Surrounded by a sandy ocean beach, two salt ponds and the Trustom Pond National Wildlife Refuge, Green Hill in South Kingstown is a popular yet private vacation home community.

Although public access to the shoreline is guaranteed by law, there is little public parking at Green Hill Beach, and private beach clubs and residences lay claim to most of the waterfront property in the neighborhood.

In addition to pricey oceanfront real estate, the neighborhood includes many residences with water views of Green Hill Pond, a salt pond that is also the site of a boat launch owned by the Green Hill Civic Association.

Joe Tenori, a real estate agent with Scotti & Associates, said the association, which also acts as a neighborhood “watchdog” group, also operates tennis courts and a private beach with a lifeguard at the pond.

Tenori has lived in Green Hill since 1993; before that, he had been a longtime resident of the East Side of Providence. He said he and his wife bought their Green Hill residence in 1988 from his wife’s family, who had purchased it in 1962.

Many properties in Green Hill change hands in this way, Tenori said. But in recent years Tenori has also noticed a lot of transactions involving sales from families who purchased in the 1960s to new owners in their 30s and 40s.

Only “three or four” cottages in Green Hill survived the 1938 hurricane, and the neighborhood began to see a lot of development in the late 1950s, he said.

Green Hill has a number of associations and clubs; Tenori said one of them, the Green Hill Beach Club, is open to the public; dues are $1,000 a year, which gives members access to parking at the club’s lot at the beach and access to the clubhouse itself. “Right now, there’s no waiting list” to join the club, he said.

Tenori said the “the preeminent association of all” is the Hill Association at the top of Green Hill on Carpenter Drive; 88 house lots, and a 3 ½-acre property, including a private beach and parking lot at the end of Coast Guard Drive, were subdivided here from the former Carpenter dairy farm.

The neighborhood also borders the 800-acre Trustom Pond National Wildlife Refuge, which includes 640 acres of land and the 160-acre Trustom Pond, which is protected from shoreline development.

Tenori currently has “six or seven” listings in Green Hill. “It’s a very expensive area to buy in,” he said.

He said he sold three houses for more than $1 million each over the winter, but the mid-range market, houses priced from $600,000 to $1 million, has been harder hit by the market slump.

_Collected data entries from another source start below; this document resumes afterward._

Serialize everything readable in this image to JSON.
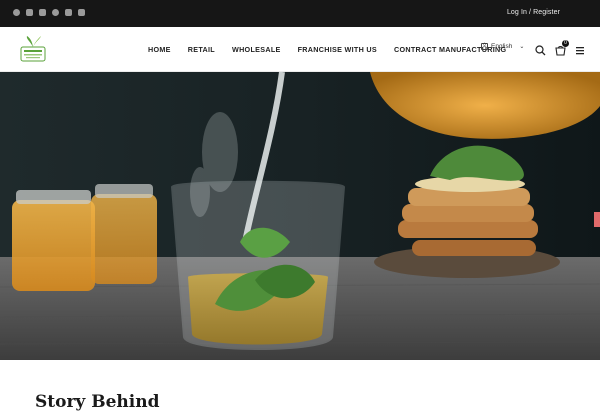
{
  "topbar": {
    "social_icons": [
      "facebook-icon",
      "twitter-icon",
      "linkedin-icon",
      "instagram-icon",
      "youtube-icon",
      "play-icon"
    ],
    "login_label": "Log In / Register"
  },
  "navbar": {
    "logo_alt": "Tea Leaf Logo",
    "items": [
      "HOME",
      "RETAIL",
      "WHOLESALE",
      "FRANCHISE WITH US",
      "CONTRACT MANUFACTURING"
    ],
    "language": "English",
    "cart_count": "0"
  },
  "hero": {
    "image_description": "Hot tea being poured into a glass cup with mint leaves, honey jars and pancakes in background"
  },
  "section": {
    "heading": "Story Behind"
  }
}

In January, Tenori said, he sold a two-acre oceanfront parcel with a house built in the 1970s for $2 million; and a house on Green Hill Ocean Drive recently sold for $3.8 million, he said.

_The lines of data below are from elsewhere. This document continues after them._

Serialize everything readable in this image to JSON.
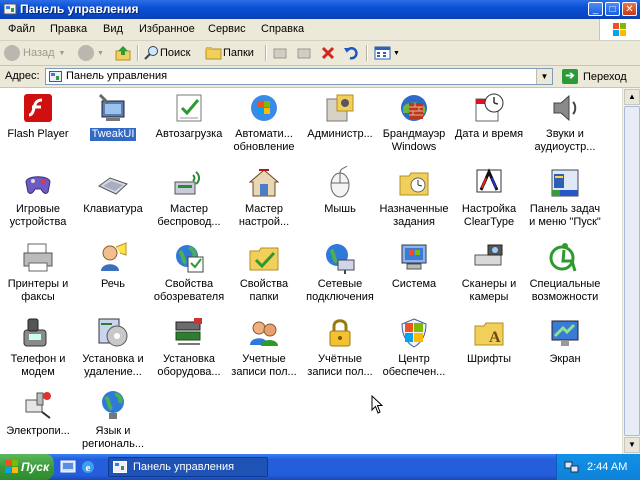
{
  "window": {
    "title": "Панель управления",
    "controls": {
      "minimize": "_",
      "maximize": "□",
      "close": "✕"
    }
  },
  "menu": [
    "Файл",
    "Правка",
    "Вид",
    "Избранное",
    "Сервис",
    "Справка"
  ],
  "toolbar": {
    "back": "Назад",
    "search": "Поиск",
    "folders": "Папки"
  },
  "address": {
    "label": "Адрес:",
    "value": "Панель управления",
    "go": "Переход"
  },
  "items": [
    {
      "label": "Flash Player",
      "icon": "flash-player-icon"
    },
    {
      "label": "TweakUI",
      "icon": "tweakui-icon",
      "selected": true
    },
    {
      "label": "Автозагрузка",
      "icon": "autorun-icon"
    },
    {
      "label": "Автомати...\nобновление",
      "icon": "windows-update-icon"
    },
    {
      "label": "Администр...",
      "icon": "admin-tools-icon"
    },
    {
      "label": "Брандмауэр\nWindows",
      "icon": "firewall-icon"
    },
    {
      "label": "Дата и время",
      "icon": "date-time-icon"
    },
    {
      "label": "Звуки и\nаудиоустр...",
      "icon": "sound-icon"
    },
    {
      "label": "Игровые\nустройства",
      "icon": "gamepad-icon"
    },
    {
      "label": "Клавиатура",
      "icon": "keyboard-icon"
    },
    {
      "label": "Мастер\nбеспровод...",
      "icon": "wireless-wizard-icon"
    },
    {
      "label": "Мастер\nнастрой...",
      "icon": "network-wizard-icon"
    },
    {
      "label": "Мышь",
      "icon": "mouse-icon"
    },
    {
      "label": "Назначенные\nзадания",
      "icon": "scheduled-tasks-icon"
    },
    {
      "label": "Настройка\nClearType",
      "icon": "cleartype-icon"
    },
    {
      "label": "Панель задач\nи меню \"Пуск\"",
      "icon": "taskbar-icon"
    },
    {
      "label": "Принтеры и\nфаксы",
      "icon": "printer-icon"
    },
    {
      "label": "Речь",
      "icon": "speech-icon"
    },
    {
      "label": "Свойства\nобозревателя",
      "icon": "internet-options-icon"
    },
    {
      "label": "Свойства\nпапки",
      "icon": "folder-options-icon"
    },
    {
      "label": "Сетевые\nподключения",
      "icon": "network-connections-icon"
    },
    {
      "label": "Система",
      "icon": "system-icon"
    },
    {
      "label": "Сканеры и\nкамеры",
      "icon": "scanner-icon"
    },
    {
      "label": "Специальные\nвозможности",
      "icon": "accessibility-icon"
    },
    {
      "label": "Телефон и\nмодем",
      "icon": "phone-modem-icon"
    },
    {
      "label": "Установка и\nудаление...",
      "icon": "add-remove-icon"
    },
    {
      "label": "Установка\nоборудова...",
      "icon": "add-hardware-icon"
    },
    {
      "label": "Учетные\nзаписи пол...",
      "icon": "user-accounts-icon"
    },
    {
      "label": "Учётные\nзаписи пол...",
      "icon": "user-accounts-lock-icon"
    },
    {
      "label": "Центр\nобеспечен...",
      "icon": "security-center-icon"
    },
    {
      "label": "Шрифты",
      "icon": "fonts-icon"
    },
    {
      "label": "Экран",
      "icon": "display-icon"
    },
    {
      "label": "Электропи...",
      "icon": "power-icon"
    },
    {
      "label": "Язык и\nрегиональ...",
      "icon": "regional-icon"
    }
  ],
  "taskbar": {
    "start": "Пуск",
    "task": "Панель управления",
    "clock": "2:44 AM"
  }
}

One of Tenori’s listings includes two small cottages on a single lot on Rosebriar Avenue, for $699,000. The rear cottage, number 13, has only 360 square feet of living space and is in the process of being renovated. A 608-square-foot cottage, number 11, is closest to the street; it was built in 1925 but has been renovated inside. Tenori said “almost everybody in Green Hill has rented it at one time or another.”

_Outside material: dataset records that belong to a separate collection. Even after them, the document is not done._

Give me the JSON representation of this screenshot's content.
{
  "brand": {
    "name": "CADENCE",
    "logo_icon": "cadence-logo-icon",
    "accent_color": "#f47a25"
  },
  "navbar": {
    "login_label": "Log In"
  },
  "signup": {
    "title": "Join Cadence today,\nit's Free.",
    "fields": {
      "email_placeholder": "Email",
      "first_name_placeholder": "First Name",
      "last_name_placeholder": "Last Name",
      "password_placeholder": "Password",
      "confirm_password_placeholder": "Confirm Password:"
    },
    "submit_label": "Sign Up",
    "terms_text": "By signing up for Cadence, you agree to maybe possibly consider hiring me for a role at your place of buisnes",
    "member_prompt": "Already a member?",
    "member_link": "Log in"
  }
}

“It’s very private here,” Tenori said. And it is even more secluded in the off-season. “Only 12 to 15 families live here year-round,” he said.

There were 17 houses listed for sale in Green Hill this month. Prices started at $295,000 for a 1972 ranch with 768 square feet of living space, two bedrooms and one bathroom, at 1811 Matunuck School House Rd., and ended at $2,195,000, for a four-bedroom stone-and-shingle contemporary built in 2005 at 115 Land N Sea Drive.

POPULATION: (South Kingstown, 2000) 27,921

MEDIAN HOUSE PRICE: (South Kingstown, 2007) $355,000

INTERESTING FACT: Nearby Moonstone Beach is closed every year from April 1 to Sept. 15 to provide an undisturbed nesting habitat for piping plovers.